Marcus sabía que había mucho de verdad en lo que decía Lyle. Su abuelo le había dado la espalda a su madre por haberle mentido. Creía que para entonces ya no se mostraría tan duro, pero al principio le había prohibido la entrada en su casa.
—Tu madre no tiene ninguna culpa de todo esto —dijo Lyle—. La dejé en la estacada de la peor manera posible. La abandoné para casarme con otra. Si quieres odiar a alguien por lo que pasó, ódiame a mí. Pero has de saber que tu madre te quiere mucho, Marcus. Intenta imaginar el miedo que le daba contarte la verdad. Estoy seguro de que lo ha deseado muchas veces.
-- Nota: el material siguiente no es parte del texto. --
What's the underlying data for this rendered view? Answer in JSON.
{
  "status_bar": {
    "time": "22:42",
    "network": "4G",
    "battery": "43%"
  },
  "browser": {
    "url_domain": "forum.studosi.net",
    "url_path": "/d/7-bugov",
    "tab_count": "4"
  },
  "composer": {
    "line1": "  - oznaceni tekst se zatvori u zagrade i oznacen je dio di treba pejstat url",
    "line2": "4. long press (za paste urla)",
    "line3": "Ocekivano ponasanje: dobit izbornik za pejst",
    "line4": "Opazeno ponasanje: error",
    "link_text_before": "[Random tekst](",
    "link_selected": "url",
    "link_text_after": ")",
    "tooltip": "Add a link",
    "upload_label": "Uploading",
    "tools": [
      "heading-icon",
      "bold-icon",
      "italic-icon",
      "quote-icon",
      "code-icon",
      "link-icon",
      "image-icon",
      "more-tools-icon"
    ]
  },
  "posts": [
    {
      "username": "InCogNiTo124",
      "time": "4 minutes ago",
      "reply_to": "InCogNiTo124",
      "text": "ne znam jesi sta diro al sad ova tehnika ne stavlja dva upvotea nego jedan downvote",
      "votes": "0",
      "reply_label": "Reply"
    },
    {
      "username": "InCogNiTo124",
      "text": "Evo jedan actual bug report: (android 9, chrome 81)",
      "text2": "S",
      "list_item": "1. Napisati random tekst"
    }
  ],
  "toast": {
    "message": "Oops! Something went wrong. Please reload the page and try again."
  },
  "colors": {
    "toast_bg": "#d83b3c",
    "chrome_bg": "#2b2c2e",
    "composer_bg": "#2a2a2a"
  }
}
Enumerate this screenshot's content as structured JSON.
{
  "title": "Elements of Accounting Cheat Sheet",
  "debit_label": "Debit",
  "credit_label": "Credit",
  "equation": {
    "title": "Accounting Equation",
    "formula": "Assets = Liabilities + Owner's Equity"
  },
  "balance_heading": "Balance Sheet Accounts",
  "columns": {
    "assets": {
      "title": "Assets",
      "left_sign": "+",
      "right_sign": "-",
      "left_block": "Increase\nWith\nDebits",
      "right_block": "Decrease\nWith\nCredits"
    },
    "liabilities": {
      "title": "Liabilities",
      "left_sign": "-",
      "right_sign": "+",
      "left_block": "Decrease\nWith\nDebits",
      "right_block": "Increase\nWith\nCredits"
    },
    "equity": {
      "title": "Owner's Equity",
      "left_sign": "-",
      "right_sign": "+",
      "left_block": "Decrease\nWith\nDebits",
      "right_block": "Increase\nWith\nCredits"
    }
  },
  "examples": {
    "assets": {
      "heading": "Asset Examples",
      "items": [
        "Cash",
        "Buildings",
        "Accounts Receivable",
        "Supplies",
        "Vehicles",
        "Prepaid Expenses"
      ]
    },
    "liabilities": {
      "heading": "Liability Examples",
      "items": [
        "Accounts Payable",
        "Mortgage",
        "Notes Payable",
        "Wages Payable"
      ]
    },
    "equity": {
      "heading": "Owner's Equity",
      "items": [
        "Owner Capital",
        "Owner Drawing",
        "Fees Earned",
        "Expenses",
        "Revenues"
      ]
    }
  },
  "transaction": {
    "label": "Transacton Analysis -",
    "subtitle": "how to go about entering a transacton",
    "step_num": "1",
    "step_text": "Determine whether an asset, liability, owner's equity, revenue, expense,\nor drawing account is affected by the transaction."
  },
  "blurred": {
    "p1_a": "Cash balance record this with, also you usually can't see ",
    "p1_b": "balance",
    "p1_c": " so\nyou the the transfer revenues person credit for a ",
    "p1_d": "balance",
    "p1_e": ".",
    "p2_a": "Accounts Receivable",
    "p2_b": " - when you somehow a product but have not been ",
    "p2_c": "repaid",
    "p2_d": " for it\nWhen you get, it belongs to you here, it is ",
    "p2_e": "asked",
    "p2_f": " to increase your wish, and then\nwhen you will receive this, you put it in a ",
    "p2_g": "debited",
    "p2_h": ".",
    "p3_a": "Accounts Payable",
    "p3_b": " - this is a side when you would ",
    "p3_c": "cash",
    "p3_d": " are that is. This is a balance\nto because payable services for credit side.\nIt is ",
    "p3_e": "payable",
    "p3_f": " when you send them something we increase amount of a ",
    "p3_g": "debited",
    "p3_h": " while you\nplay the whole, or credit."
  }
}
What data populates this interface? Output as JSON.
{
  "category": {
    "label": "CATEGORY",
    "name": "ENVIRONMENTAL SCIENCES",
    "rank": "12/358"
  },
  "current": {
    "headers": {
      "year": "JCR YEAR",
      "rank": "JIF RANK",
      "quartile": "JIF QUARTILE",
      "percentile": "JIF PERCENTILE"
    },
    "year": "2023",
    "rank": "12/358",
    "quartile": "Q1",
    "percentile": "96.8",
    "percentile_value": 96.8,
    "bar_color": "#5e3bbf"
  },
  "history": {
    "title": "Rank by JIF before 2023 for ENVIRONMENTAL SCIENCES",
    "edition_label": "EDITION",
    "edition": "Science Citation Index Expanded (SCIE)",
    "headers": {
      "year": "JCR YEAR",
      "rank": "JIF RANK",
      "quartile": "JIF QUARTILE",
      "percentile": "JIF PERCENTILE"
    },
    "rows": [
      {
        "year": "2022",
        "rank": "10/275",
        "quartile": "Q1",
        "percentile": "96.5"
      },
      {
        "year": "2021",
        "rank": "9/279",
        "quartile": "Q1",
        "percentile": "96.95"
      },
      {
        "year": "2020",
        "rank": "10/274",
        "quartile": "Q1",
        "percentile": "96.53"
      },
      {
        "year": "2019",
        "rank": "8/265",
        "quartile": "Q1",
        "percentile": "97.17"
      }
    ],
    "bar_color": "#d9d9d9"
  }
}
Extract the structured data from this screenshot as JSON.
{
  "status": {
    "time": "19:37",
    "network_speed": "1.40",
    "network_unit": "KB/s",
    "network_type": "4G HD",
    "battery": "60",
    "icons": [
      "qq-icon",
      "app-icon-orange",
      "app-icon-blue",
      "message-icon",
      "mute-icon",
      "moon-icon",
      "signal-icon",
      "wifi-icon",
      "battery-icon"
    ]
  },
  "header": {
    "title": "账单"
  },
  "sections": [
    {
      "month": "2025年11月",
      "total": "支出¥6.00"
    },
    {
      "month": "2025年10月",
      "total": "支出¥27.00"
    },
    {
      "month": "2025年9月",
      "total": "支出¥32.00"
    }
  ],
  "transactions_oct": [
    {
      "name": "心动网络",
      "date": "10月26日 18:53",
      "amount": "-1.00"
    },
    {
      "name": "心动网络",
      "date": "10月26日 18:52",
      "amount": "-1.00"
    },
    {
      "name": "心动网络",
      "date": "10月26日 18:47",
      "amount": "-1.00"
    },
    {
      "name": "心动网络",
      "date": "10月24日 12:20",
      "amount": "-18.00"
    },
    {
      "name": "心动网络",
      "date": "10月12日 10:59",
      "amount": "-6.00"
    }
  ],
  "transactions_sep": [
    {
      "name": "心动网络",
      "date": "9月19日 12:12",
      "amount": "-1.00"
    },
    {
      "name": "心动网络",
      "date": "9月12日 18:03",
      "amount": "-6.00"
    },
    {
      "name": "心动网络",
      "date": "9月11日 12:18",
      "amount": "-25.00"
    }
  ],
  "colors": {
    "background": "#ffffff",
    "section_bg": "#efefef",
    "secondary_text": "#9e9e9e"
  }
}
—¿Y por qué no lo ha hecho?
—Supongo que quería esperar a que fueras lo bastante mayor como para comprenderlo todo. Yo creo que ahora ya lo eres. Piensa, por favor, en todo lo que te he dicho. Si te queda alguna pregunta por hacer, te responderé con arreglo a la verdad.
Marcus se levantó.
—Ya me voy a casa —dijo.
Lyle no supo averiguarle el pensamiento. El chico se volvió, dispuesto a marcharse.
—Marcus —le llamó.
—¿Sí? —respondió el chico, volviéndose de nuevo.
—Ya sé que no quieres saber nada de mí, pero si alguna vez me necesitas, no tienes más que llamarme por radio.
Marcus hizo un gesto de asentimiento y emprendió el camino a casa.
Lyle lo vio alejarse con el corazón en un puño. Tenía un hijo, pero al mismo tiempo no lo tenía. Nunca hubiera imaginado que alguna vez se encontraría en una situación así.